Again, I recognize that many people suffer from ACTUAL issues. I'm not referring to them.


2010 Oct 6
Jojo some facts on celiac. The gluten "intolerance" from celiacs can lead to death as it is linked to a much higher risk of intestinal/bowel cancer. Can it kill you - maybe not as fast as anaphylactic shock, but kill you none the less.

2010 Oct 6
My two cents: my system is definitely less tolerant of white flour than it used to be. I'm not using the word "gluten" because I haven't done any research into this subject, but I do know that I have become very picky about eating foods made with white flour (primarily bread and pastry) and won't use it in cooking except to make gravy from turkey drippings at Christmas and Thanksgiving (and then even at that, I don't have much gravy preferring a homemade cranberry sauce).

My morning toast is Rideau Bakery light rye with caraway seeds, I am fine with the occasional True Loaf white baguette but I would wretch if you tried to give me a slice of Wonder Bread. I seem to be fine with high quality pasta (ie. Delverde) but I don't eat it too often, perhaps 1-2 times a month. That said, when you put out the buns in front of me in a restaurant, I like to indulge if I see something fairly dense and dark such as pumpernickel, rye or multigrain.

I recently read an article online that made mention of the fact that white flour is processed quite differently now than it was 30 years ago and put forth the hypothesis that this is the problem, not gluten allergies per se. This seems like a very plausible explanation to me.

2010 Oct 6
sourdough - point taken. I have two friends with celiacs and have seen them get ill over eating food that they didn't know the contents of. I was not trying in any way to belittle the seriousness of the illness.

I was merely pointing out that there is a difference between an allergy and an intolerance and I have too often heard people crying wolf, in my own personal experience.

2010 Oct 8
This is a huge minefield...Intolerances and sensitivities vs. allergies and "disease"...celiac in particular. A true dianosis of celiac can only be given after a biopsy (the blood test can be a strong indicator but is not conclusive). Many people with symptoms of celiac disease choose to follow a gluten free diet even without the biopsy. The biopsy test involves eating a high gluten diet before and consequently feeling very, very unwell. I counsel people on nutrition and have found that several conditions can be helped by getting rid of certain foods--mostly intolerances as opposed to allergies--very often the processed "white" stuff but also wheat (maybe the gluten...), sugar, white flour, white rice.

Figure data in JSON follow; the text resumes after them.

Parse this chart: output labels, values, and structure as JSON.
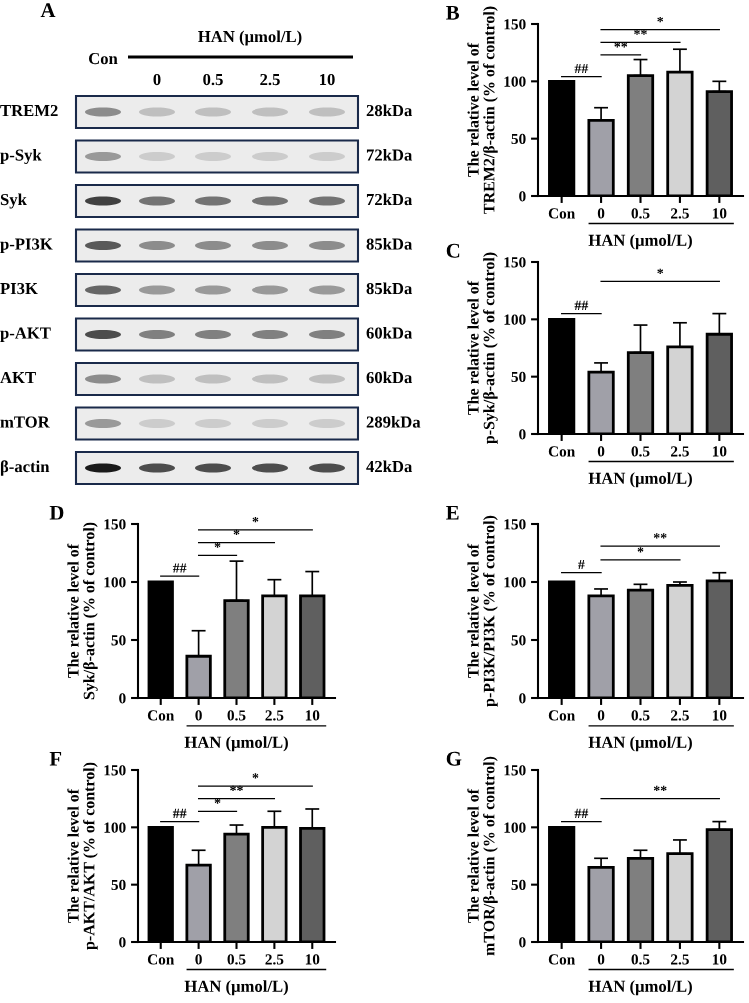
{
  "chart_data": [
    {
      "type": "other",
      "title": "A",
      "xlabel": "HAN (μmol/L)",
      "categories": [
        "Con",
        "0",
        "0.5",
        "2.5",
        "10"
      ],
      "y_categories": [
        "TREM2",
        "p-Syk",
        "Syk",
        "p-PI3K",
        "PI3K",
        "p-AKT",
        "AKT",
        "mTOR",
        "β-actin"
      ],
      "y2_categories": [
        "28kDa",
        "72kDa",
        "72kDa",
        "85kDa",
        "85kDa",
        "60kDa",
        "60kDa",
        "289kDa",
        "42kDa"
      ]
    },
    {
      "type": "bar",
      "title": "B",
      "ylabel": "The relative level of\nTREM2/β-actin (% of control)",
      "xlabel": "HAN (μmol/L)",
      "categories": [
        "Con",
        "0",
        "0.5",
        "2.5",
        "10"
      ],
      "colors": [
        "#000000",
        "#a0a0a8",
        "#7f7f7f",
        "#d3d3d3",
        "#5f5f5f"
      ],
      "values": [
        100,
        66,
        105,
        108,
        91
      ],
      "errors": [
        null,
        [
          66,
          77
        ],
        [
          105,
          119
        ],
        [
          108,
          128
        ],
        [
          91,
          100
        ]
      ],
      "ylim": [
        0,
        150
      ],
      "yticks": [
        0,
        50,
        100,
        150
      ],
      "annotations": [
        "##",
        "**",
        "**",
        "*"
      ]
    },
    {
      "type": "bar",
      "title": "C",
      "ylabel": "The relative level of\np-Syk/β-actin (% of control)",
      "xlabel": "HAN (μmol/L)",
      "categories": [
        "Con",
        "0",
        "0.5",
        "2.5",
        "10"
      ],
      "colors": [
        "#000000",
        "#a0a0a8",
        "#7f7f7f",
        "#d3d3d3",
        "#5f5f5f"
      ],
      "values": [
        100,
        54,
        71,
        76,
        87
      ],
      "errors": [
        null,
        [
          54,
          62
        ],
        [
          71,
          95
        ],
        [
          76,
          97
        ],
        [
          87,
          105
        ]
      ],
      "ylim": [
        0,
        150
      ],
      "yticks": [
        0,
        50,
        100,
        150
      ],
      "annotations": [
        "##",
        "*"
      ]
    },
    {
      "type": "bar",
      "title": "D",
      "ylabel": "The relative level of\nSyk/β-actin (% of control)",
      "xlabel": "HAN (μmol/L)",
      "categories": [
        "Con",
        "0",
        "0.5",
        "2.5",
        "10"
      ],
      "colors": [
        "#000000",
        "#a0a0a8",
        "#7f7f7f",
        "#d3d3d3",
        "#5f5f5f"
      ],
      "values": [
        100,
        36,
        84,
        88,
        88
      ],
      "errors": [
        null,
        [
          36,
          58
        ],
        [
          84,
          118
        ],
        [
          88,
          102
        ],
        [
          88,
          109
        ]
      ],
      "ylim": [
        0,
        150
      ],
      "yticks": [
        0,
        50,
        100,
        150
      ],
      "annotations": [
        "##",
        "*",
        "*",
        "*"
      ]
    },
    {
      "type": "bar",
      "title": "E",
      "ylabel": "The relative level of\np-PI3K/PI3K (% of control)",
      "xlabel": "HAN (μmol/L)",
      "categories": [
        "Con",
        "0",
        "0.5",
        "2.5",
        "10"
      ],
      "colors": [
        "#000000",
        "#a0a0a8",
        "#7f7f7f",
        "#d3d3d3",
        "#5f5f5f"
      ],
      "values": [
        100,
        88,
        93,
        97,
        101
      ],
      "errors": [
        null,
        [
          88,
          94
        ],
        [
          93,
          98
        ],
        [
          97,
          100
        ],
        [
          101,
          108
        ]
      ],
      "ylim": [
        0,
        150
      ],
      "yticks": [
        0,
        50,
        100,
        150
      ],
      "annotations": [
        "#",
        "*",
        "**"
      ]
    },
    {
      "type": "bar",
      "title": "F",
      "ylabel": "The relative level of\np-AKT/AKT (% of control)",
      "xlabel": "HAN (μmol/L)",
      "categories": [
        "Con",
        "0",
        "0.5",
        "2.5",
        "10"
      ],
      "colors": [
        "#000000",
        "#a0a0a8",
        "#7f7f7f",
        "#d3d3d3",
        "#5f5f5f"
      ],
      "values": [
        100,
        67,
        94,
        100,
        99
      ],
      "errors": [
        null,
        [
          67,
          80
        ],
        [
          94,
          102
        ],
        [
          100,
          114
        ],
        [
          99,
          116
        ]
      ],
      "ylim": [
        0,
        150
      ],
      "yticks": [
        0,
        50,
        100,
        150
      ],
      "annotations": [
        "##",
        "*",
        "**",
        "*"
      ]
    },
    {
      "type": "bar",
      "title": "G",
      "ylabel": "The relative level of\nmTOR/β-actin (% of control)",
      "xlabel": "HAN (μmol/L)",
      "categories": [
        "Con",
        "0",
        "0.5",
        "2.5",
        "10"
      ],
      "colors": [
        "#000000",
        "#a0a0a8",
        "#7f7f7f",
        "#d3d3d3",
        "#5f5f5f"
      ],
      "values": [
        100,
        65,
        73,
        77,
        98
      ],
      "errors": [
        null,
        [
          65,
          73
        ],
        [
          73,
          80
        ],
        [
          77,
          89
        ],
        [
          98,
          105
        ]
      ],
      "ylim": [
        0,
        150
      ],
      "yticks": [
        0,
        50,
        100,
        150
      ],
      "annotations": [
        "##",
        "**"
      ]
    }
  ]
}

These are all foods devoid of nutrients. Many folks do best without dairy products. Anyone with celiac disease suffers inflammation and damage each time they eat gluten. Damage can begin inutero or as a child and until the person stops ingesting gluten damage continues to occur. We still do not know all the long term consequences of celiac disease but it is not to be taken lightly. And I see that even if not gluten intolerant, most of us have more energy and feel better on a lower gluten diet--especially if it is "white" ingredient free. Having said all this, each case is individual. But if you are experiencing low metabolism (fatigue, weight gain, inability to lose weight) or bloating, diarrhea, headaches try cutting out these white foods. You will probably feel better...especially if you increase dark, leafy green foods, colourful foods (sweet potatoes, beets, rapini...etc..)

2010 Oct 9
All around great advice.

2010 Oct 12
A related article from fooducate

www.fooducate.com

2010 Oct 12
Informative and interesting article--I re-iterate the last few points of my last post on this subject. Try a " white free diet", some may feel better without bread period, and eat plenty of vegetables in all forms--raw, cooked, greens, root vegetables. On the white line, some folks will do better without white potatoes. And I'm not trying to be a diet fanatic but certain symptoms require refining -- see a naturopath, dietician or nutritionist if you have ongoing food issues. And what I see most frequently with dietary changes is an increase in energy. Bonus!!